A pesar de sus nobles intenciones, las cosas no serán fáciles para William. Necesita ir a la escuela para completar los conocimientos básicos adquiridos por su cuenta, pero su familia no puede darse ese lujo, apenas tienen para comer. Sin medios, sin preparación y casi sin ayuda, con la única experiencia de haber leído un libro sobre energía, el chico intentará construir un molino, que devuelva a sus vecinos (y a su padre el primero) no solo su medio de vida sino también un rayo de fe y esperanza que les ayude a soportar las contrariedades que sufren.

Nuevas oportunidades
Esta película, por momentos angustiosa, nos sumerge en la inestabilidad política, económica y social en que viven muchos pueblos, especialmente de África. Nos muestra lo que supone para muchas familias vivir a la intemperie, sin tener un mañana asegurado, sometidos a regímenes políticos deshumanizados, luchando una y otra vez por mantener vivos los sueños y la esperanza. La película nos hace experimentar lo indeseables que son estas situaciones pero, a su vez, nos muestra todo el potencial que lleva en sí el ser humano y todo lo que es capaz de hacer cuando percibe las circunstancias adversas que le rodean como nuevas oportunidades. En medio de una gran precariedad, multitud de obstáculos y grandes incomprensiones, William, el protagonista, no abandona su cometido, sino que, con decisión y empeño, busca los medios que necesita para lograr su fin.

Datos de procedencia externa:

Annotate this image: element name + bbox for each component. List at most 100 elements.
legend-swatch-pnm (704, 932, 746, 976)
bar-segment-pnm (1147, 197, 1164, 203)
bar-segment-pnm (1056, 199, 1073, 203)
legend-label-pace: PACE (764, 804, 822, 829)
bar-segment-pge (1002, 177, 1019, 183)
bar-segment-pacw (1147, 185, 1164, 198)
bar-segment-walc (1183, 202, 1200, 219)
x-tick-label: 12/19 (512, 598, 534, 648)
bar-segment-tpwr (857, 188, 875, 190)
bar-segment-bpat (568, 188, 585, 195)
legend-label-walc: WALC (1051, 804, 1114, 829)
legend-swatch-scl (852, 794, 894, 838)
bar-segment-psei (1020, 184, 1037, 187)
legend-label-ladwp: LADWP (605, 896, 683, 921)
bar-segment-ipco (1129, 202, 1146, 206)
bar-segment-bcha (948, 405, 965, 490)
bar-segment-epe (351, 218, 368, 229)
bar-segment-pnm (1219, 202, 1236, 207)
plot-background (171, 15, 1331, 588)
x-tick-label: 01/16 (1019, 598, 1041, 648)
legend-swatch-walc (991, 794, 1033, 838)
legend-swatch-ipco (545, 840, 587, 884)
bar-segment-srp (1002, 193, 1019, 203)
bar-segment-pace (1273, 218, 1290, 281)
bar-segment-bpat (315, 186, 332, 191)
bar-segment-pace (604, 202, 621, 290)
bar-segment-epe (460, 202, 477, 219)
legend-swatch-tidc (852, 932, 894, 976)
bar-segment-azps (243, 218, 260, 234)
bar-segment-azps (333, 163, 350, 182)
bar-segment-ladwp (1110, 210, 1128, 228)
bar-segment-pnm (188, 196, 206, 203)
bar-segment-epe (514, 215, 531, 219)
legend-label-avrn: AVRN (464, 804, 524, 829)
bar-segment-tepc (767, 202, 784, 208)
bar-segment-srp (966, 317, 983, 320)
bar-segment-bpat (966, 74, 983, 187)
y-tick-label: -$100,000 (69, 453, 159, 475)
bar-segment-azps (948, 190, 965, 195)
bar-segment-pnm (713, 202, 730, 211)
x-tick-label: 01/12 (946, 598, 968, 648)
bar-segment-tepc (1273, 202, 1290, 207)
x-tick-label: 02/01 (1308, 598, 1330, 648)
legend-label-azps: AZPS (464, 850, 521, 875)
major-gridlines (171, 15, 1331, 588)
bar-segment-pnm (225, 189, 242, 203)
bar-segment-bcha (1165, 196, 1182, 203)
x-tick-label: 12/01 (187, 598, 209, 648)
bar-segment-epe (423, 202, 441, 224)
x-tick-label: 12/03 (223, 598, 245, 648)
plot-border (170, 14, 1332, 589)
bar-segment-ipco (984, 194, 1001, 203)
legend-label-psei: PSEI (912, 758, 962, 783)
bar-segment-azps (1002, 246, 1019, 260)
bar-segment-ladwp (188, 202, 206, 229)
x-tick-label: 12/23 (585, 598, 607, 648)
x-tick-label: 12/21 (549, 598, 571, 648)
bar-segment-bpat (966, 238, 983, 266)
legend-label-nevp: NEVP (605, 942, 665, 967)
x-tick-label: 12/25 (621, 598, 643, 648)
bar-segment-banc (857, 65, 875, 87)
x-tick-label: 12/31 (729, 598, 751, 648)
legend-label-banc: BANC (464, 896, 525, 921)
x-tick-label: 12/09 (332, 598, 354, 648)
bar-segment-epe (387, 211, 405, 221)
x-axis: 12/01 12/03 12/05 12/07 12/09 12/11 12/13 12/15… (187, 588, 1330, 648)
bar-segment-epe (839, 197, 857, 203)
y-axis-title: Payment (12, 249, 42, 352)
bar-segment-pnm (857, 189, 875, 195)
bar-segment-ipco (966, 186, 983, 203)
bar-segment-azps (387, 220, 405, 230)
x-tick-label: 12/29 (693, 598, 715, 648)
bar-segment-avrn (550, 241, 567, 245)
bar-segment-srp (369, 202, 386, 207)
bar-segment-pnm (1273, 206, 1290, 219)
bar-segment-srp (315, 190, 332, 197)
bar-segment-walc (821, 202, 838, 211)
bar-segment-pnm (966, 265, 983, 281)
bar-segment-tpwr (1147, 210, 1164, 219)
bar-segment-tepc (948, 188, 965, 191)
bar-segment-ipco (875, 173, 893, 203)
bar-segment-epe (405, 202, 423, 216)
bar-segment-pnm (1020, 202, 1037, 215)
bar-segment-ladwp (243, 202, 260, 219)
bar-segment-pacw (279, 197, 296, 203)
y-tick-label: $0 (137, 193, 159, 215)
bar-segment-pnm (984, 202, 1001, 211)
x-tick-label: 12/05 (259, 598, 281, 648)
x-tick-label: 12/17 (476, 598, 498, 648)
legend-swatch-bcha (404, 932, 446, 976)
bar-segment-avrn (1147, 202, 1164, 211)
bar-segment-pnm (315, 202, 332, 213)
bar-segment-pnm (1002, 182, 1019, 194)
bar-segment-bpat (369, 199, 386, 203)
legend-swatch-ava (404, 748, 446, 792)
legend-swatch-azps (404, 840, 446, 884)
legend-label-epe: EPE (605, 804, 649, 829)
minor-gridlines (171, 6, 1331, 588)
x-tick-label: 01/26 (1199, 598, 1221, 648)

Mientras vemos la película es inevitable que surja espontáneamente en nosotros la valoración de todo lo que somos y poseemos: los recursos materiales a los que quizás estamos tan acostumbrados, el ámbito social y cultural en el que vivimos y las oportunidades que hemos tenido y nos han permitido ser quienes somos. Al mismo tiempo, el film se nos presenta como una invitación a afrontar las situaciones cotidianas con creatividad, venciendo las respuestas rutinarias y descubriendo la novedad y la oportunidad que hay en cada cosa.

Una gran riqueza
Si bien es cierto que la película nos habla explícitamente de la pobreza material en que, aun hoy, viven muchas personas de países cercanos, también es cierto que podemos descubrir en la trama una gran riqueza, en el testimonio del protagonista. William tiene escasos recursos materiales, pero posee en su interior la riqueza de la generosidad y el deseo de ayudar a otros. No se guarda sus talentos para sí; no emplea su tiempo egoístamente, jugando o estando con los amigos, buscando cómo pasarlo bien. William quiere instruirse para ayudar a su familia y a su pueblo. Emplea sus dones, su inteligencia, su tiempo, su esfuerzo, para intentar mejorar la situación de los que viven a su alrededor. ¿A cuántos de nuestros jóvenes y niños les preocupa la situación de su pueblo, de su barrio o de su país? ¿Cuántos de nosotros buscamos instruirnos, no para nuestro propio bienestar, si no para mejor servir a la sociedad?

Con los más cercanos
Esta película quizás también mueva nuestros corazones y nos impulse a ser solidarios con los más pobres, no solo de otros países, sino con quienes tenemos más cerca, en nuestra ciudad, en nuestro barrio, en nuestra parroquia. Hoy son muchos los que siguen careciendo de lo más básico para tener una vida digna. Pero también son muchos los que viven atrapados en la cultura del individualismo, la comodidad, el bienestar, etc. Y en este sentido, los cristianos, tenemos mucho que decir con nuestro testimonio. Sabemos que no podemos hacerlo con nuestras propias fuerzas; por ello, dejemos que el Espíritu Santo nos ayude a ser creativos y nos haga descubrir nuevos medios para compartir nuestros dones con quienes más los necesitan.

Ana Mª Cayuso Prados, m.e.n.
Publicado en Cartelera recomendada, El Granito de Arena.